As a loose rule, copy chiefs are of an older breed; and the reason for this is that they are probably too bolshie to be made creative directors and too good to be designated ordinary copywriters. Thus; the management gets the benefits of their ability without the aggravation they would cause if elevated. Advertising agencies are often accused of thinking that they have some kind of a lien on conscience; and of hawking their so-called integrity around the place with bared and beaten breasts showing through the sackcloth. This happens when an agency professes an inclination to 'turn out decent work' and when it moans (as most of them do) that it is frustrated in these intentions by the stupidity, cupidity or rank inefficiency of the client it works for.

'Why,' runs the counter argument to this, 'do agencies, particularly the self-styled creative people in them, have to run off at the mouth so much about their principles, their standards and their souls? Why can't they, like any other business, simply supply what the customer wants and be glad to take the money?' At first sight, a reasonable argument - but it happens to be wholly fallacious. The fallacy is that most businesses don't supply what the individual customer wants, irrespective of its quality. A manufacturer of top-class hammers doesn't deliberately produce a batch of substandard tools to suit one wholesaler. A maker of digital recorders would very properly decline to knock out a quota of them which, in his opinion, wouldn't have a hope of doing an adequate job.

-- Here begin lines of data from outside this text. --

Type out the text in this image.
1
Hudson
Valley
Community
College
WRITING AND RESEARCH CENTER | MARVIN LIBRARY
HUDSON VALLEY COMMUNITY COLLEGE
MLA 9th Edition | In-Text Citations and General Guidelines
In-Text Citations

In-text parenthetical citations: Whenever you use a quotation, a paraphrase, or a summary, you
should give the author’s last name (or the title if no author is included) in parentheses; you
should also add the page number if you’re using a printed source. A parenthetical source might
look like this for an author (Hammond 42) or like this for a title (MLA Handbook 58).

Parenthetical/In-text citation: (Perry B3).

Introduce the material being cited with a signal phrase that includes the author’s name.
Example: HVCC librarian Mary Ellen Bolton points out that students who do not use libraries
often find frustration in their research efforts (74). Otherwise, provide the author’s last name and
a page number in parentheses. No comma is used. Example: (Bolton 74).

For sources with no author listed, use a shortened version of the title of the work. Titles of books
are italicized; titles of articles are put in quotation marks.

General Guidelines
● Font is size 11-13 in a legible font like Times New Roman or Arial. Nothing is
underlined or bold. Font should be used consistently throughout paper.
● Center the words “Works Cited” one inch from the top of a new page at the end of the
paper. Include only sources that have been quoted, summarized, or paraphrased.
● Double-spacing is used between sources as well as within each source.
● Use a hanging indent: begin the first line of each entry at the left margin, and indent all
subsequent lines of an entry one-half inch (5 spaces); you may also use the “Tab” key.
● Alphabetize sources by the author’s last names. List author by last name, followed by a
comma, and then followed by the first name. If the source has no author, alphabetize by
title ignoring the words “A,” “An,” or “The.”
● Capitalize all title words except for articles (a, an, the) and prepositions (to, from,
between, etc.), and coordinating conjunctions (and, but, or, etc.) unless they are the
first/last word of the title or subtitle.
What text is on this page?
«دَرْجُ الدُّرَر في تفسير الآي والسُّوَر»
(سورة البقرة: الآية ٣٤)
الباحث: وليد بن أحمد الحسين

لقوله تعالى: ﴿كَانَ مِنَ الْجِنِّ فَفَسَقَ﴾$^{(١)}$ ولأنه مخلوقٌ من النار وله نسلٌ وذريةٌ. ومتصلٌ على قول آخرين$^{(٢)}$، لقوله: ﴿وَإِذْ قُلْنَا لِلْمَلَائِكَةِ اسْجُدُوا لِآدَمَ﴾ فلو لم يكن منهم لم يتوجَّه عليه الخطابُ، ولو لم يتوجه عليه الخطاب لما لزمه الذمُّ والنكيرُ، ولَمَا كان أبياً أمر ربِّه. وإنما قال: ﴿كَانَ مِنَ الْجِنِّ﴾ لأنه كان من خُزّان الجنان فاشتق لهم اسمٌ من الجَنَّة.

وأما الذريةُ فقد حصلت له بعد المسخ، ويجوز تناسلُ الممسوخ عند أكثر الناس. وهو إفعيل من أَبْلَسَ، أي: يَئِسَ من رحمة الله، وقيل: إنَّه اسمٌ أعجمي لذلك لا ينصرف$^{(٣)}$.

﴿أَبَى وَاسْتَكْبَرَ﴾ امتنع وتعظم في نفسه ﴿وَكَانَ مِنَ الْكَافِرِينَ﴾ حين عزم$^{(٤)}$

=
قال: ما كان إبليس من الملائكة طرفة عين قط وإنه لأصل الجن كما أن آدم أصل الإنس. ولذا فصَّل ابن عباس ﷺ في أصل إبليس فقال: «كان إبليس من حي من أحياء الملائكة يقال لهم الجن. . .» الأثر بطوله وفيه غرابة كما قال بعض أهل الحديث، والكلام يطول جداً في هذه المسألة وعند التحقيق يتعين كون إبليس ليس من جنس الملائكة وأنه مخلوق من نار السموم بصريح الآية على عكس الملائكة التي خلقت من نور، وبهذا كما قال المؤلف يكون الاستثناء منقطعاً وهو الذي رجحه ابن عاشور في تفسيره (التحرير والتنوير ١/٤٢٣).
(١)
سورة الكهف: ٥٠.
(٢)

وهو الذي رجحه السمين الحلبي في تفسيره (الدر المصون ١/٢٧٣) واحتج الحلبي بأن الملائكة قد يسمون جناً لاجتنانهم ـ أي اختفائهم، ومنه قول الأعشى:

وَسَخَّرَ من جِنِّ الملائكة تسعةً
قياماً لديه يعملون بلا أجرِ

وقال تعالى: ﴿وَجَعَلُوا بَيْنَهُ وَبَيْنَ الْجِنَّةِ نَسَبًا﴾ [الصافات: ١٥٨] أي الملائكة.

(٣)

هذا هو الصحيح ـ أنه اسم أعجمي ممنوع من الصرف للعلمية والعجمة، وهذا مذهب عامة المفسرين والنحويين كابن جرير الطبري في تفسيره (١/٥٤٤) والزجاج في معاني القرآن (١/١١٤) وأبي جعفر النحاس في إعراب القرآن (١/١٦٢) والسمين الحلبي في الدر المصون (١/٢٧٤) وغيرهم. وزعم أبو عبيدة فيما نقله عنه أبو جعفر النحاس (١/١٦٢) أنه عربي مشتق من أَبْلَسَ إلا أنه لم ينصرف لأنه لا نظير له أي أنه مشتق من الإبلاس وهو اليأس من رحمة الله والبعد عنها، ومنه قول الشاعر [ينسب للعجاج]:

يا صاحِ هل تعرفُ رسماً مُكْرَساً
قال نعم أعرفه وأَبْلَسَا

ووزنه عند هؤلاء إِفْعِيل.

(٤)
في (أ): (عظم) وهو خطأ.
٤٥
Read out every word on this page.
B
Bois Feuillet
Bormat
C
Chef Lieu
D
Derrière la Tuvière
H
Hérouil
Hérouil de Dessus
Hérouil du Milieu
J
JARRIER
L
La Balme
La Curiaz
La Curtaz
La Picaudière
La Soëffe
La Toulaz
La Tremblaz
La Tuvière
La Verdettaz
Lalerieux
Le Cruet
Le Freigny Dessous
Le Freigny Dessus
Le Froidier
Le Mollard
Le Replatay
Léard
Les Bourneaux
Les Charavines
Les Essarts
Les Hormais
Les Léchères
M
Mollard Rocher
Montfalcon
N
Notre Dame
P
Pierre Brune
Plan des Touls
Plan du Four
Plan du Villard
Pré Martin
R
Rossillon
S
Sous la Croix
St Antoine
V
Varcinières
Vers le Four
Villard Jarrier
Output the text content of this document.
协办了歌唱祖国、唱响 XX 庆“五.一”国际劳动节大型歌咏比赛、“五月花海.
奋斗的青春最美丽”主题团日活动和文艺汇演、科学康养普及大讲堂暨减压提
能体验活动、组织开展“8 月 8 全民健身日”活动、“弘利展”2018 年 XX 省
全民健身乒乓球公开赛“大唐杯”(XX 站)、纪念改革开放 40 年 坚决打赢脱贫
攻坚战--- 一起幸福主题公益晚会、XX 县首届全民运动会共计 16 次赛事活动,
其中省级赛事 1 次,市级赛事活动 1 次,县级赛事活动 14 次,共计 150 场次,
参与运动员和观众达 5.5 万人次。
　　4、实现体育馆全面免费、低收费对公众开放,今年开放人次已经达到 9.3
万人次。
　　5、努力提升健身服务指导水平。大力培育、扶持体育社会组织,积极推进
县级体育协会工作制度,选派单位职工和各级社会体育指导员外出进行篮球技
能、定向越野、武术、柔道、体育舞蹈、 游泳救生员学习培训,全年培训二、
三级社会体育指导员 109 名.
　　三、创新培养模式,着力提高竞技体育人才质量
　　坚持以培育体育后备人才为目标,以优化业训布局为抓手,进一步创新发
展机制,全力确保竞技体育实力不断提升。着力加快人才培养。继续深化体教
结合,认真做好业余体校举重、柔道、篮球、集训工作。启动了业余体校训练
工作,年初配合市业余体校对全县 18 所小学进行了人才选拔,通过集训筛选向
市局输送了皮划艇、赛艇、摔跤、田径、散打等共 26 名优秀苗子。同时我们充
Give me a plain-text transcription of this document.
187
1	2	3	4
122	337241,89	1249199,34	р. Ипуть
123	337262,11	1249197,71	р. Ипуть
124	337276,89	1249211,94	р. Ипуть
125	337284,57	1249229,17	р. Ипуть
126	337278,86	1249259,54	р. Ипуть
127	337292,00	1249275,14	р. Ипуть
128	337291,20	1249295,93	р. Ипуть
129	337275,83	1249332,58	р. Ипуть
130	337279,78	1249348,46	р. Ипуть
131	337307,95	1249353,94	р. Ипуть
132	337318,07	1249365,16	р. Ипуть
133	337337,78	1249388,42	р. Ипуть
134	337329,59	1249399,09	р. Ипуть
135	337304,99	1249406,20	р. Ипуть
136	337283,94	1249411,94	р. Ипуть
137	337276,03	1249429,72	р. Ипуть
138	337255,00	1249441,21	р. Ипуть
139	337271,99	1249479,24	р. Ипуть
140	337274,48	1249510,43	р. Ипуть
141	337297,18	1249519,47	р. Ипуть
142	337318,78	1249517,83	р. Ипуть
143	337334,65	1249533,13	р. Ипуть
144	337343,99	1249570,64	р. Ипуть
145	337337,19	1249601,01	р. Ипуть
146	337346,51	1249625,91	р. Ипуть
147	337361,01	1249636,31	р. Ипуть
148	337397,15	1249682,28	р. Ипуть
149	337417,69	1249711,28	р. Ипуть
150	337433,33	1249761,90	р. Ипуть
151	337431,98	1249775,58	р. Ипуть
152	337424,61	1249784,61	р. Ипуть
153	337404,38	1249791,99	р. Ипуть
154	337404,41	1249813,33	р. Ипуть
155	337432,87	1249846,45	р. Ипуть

A whisky distiller would rather leap into the nearest loch than bottle a drop of the stuff in which he couldn't take a reasonable pride. Sadly, in this respect, an online advertising agency is out on a very rickety limb. It has no convenient, anonymous label under which to hide work that doesn't come up to par.

It has to admit to every ad it produces. If an ad is bad, the agency hasn't a leg to stand on. It is bad because of creative incompetence, or executive weakness. There's no other excuse.